Eine Belgierin hat sieben Jahre nach der vorübergehenden Entfernung ihres Eierstockgewebes ein gesundes Baby zur Welt gebracht. Das teilten Mediziner der Universitätsklinik Saint-Luc in Brüssel in der Online-Ausgabe des britischen Medizinjournals „Lancet“ vom Freitag mit.

dpa BRÜSSEL. Eine Belgierin hat sieben Jahre nach der vorübergehenden Entfernung ihres Eierstockgewebes ein gesundes Baby zur Welt gebracht. Das teilten Mediziner der Universitätsklinik Saint-Luc in Brüssel in der Online-Ausgabe des britischen Medizinjournals „Lancet“ vom Freitag mit.

Ärzte hatten der heute 32-Jährigen das Eierstockgewebe vor einer Chemotherapie entnommen und anschließend eingefroren. Später wurde ihr das Gewebe wieder implantiert. Elf Monate nachdem sie das Gewebe erhalten hatte, sei eine Schwangerschaft festgestellt worden, berichtete das Ärzteteam um Prof. Jacques Donnez. Am Donnerstagabend habe die Frau ein gesundes Mädchen zur Welt gebracht.

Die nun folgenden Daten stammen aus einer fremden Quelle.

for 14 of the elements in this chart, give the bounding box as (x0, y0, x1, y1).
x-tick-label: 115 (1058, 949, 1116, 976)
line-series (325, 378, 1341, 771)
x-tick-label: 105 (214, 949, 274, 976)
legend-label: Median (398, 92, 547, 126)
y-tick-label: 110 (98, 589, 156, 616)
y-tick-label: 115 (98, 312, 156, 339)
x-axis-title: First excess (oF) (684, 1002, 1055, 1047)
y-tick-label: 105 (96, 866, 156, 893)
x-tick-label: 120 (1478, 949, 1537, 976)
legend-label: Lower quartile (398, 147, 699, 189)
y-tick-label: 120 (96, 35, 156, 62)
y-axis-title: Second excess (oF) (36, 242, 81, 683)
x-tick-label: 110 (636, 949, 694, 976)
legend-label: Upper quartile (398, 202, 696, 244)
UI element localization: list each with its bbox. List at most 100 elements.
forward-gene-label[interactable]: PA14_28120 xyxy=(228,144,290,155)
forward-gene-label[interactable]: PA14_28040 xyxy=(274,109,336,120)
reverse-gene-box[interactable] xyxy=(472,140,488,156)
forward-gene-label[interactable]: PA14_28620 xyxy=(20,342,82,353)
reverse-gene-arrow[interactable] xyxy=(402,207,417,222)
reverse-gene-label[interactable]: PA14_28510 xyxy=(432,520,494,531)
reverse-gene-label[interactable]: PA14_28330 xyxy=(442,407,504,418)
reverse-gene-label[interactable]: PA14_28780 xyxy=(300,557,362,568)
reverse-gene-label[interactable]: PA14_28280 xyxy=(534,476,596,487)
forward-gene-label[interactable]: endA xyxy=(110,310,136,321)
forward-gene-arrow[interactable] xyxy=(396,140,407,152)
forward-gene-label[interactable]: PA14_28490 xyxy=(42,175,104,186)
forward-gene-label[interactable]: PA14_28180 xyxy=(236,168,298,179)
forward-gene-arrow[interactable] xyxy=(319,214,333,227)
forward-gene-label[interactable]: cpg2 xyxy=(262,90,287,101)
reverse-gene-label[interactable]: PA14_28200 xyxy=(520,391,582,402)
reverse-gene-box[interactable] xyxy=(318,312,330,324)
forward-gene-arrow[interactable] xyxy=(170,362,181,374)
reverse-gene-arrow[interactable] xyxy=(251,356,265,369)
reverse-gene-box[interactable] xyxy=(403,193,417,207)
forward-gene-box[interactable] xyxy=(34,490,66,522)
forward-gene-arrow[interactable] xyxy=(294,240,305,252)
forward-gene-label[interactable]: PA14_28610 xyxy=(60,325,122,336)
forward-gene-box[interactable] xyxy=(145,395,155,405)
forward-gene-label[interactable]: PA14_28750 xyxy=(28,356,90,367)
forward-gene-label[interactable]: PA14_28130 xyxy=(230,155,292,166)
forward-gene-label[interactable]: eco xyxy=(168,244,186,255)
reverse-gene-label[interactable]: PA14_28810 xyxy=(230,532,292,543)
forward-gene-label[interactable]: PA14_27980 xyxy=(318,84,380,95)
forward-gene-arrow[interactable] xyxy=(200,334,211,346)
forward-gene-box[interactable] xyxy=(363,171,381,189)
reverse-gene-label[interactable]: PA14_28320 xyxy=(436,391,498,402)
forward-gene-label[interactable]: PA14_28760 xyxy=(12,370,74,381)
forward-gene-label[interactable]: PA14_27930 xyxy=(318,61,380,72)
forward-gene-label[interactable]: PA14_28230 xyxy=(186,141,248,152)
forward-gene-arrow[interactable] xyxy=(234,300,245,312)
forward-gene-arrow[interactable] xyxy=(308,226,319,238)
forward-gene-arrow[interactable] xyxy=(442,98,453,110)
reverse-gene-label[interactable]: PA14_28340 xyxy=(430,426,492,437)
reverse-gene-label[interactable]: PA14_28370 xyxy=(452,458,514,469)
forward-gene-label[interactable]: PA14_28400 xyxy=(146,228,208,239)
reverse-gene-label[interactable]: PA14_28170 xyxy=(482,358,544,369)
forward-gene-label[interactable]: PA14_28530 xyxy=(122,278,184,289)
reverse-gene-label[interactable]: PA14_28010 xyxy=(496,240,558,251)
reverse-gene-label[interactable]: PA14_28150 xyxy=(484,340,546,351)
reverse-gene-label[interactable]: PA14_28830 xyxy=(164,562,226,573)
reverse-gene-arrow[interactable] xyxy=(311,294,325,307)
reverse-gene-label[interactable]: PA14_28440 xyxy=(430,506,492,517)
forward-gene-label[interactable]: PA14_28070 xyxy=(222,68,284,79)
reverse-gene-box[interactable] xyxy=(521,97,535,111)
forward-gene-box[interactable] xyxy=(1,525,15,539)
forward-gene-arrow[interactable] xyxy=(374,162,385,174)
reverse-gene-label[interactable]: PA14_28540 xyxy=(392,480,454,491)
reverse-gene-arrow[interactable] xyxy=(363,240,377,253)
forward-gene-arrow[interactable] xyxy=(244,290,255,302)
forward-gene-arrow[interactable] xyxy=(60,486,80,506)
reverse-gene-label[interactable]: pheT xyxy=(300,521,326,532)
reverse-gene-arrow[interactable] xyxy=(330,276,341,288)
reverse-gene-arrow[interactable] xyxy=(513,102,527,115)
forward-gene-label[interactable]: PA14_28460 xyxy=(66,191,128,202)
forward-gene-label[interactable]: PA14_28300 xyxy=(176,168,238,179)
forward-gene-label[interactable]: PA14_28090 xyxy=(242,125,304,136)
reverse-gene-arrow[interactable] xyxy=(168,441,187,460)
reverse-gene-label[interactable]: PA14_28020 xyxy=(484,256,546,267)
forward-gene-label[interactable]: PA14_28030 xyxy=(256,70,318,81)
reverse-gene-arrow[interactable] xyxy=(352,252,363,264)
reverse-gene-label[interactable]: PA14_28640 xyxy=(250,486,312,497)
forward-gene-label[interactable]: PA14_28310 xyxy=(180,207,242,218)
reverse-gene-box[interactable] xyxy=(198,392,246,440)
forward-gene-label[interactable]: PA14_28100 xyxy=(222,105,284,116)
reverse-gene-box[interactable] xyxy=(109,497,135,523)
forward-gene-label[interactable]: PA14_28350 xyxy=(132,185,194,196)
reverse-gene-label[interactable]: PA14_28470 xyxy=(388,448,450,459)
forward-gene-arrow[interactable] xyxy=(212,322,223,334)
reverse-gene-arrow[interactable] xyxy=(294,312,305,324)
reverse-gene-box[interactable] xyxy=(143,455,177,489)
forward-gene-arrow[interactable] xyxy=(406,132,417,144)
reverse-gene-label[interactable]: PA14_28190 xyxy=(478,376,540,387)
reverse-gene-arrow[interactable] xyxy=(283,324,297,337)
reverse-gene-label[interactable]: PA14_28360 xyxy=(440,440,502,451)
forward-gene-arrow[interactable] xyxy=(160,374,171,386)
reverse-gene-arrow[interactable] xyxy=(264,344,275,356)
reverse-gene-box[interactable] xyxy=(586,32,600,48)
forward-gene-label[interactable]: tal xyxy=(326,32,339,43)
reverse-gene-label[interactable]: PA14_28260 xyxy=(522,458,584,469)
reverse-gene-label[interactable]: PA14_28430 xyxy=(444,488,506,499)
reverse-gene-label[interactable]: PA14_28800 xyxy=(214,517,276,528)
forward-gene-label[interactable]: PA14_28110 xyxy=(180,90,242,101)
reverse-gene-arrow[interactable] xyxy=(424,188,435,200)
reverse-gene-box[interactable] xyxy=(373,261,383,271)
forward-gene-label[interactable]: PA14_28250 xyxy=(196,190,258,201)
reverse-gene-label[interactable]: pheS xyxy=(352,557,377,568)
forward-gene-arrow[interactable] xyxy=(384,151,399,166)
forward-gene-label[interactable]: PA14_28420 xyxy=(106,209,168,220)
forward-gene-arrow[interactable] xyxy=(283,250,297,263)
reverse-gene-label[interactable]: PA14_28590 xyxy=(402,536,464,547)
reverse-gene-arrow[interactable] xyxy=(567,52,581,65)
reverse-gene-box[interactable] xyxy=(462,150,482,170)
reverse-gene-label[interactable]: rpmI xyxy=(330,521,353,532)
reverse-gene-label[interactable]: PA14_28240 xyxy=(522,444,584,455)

Dies ist nach Angaben der Klinik das erste Mal, dass eine Frau nach einer solchen Behandlung ein Kind bekommen hat. Bereits im Juni dieses Jahres meldeten dänische Ärzte Fortschritte bei der Behandlung ehemals krebskranker Frauen mit Kinderwunsch. Sie gewannen einen Embryo aus den Eizellen einer Frau, deren Eierstockgewebe zwei Jahre lang eingefroren war, und setzten diesen Embryo in die Gebärmutter ein.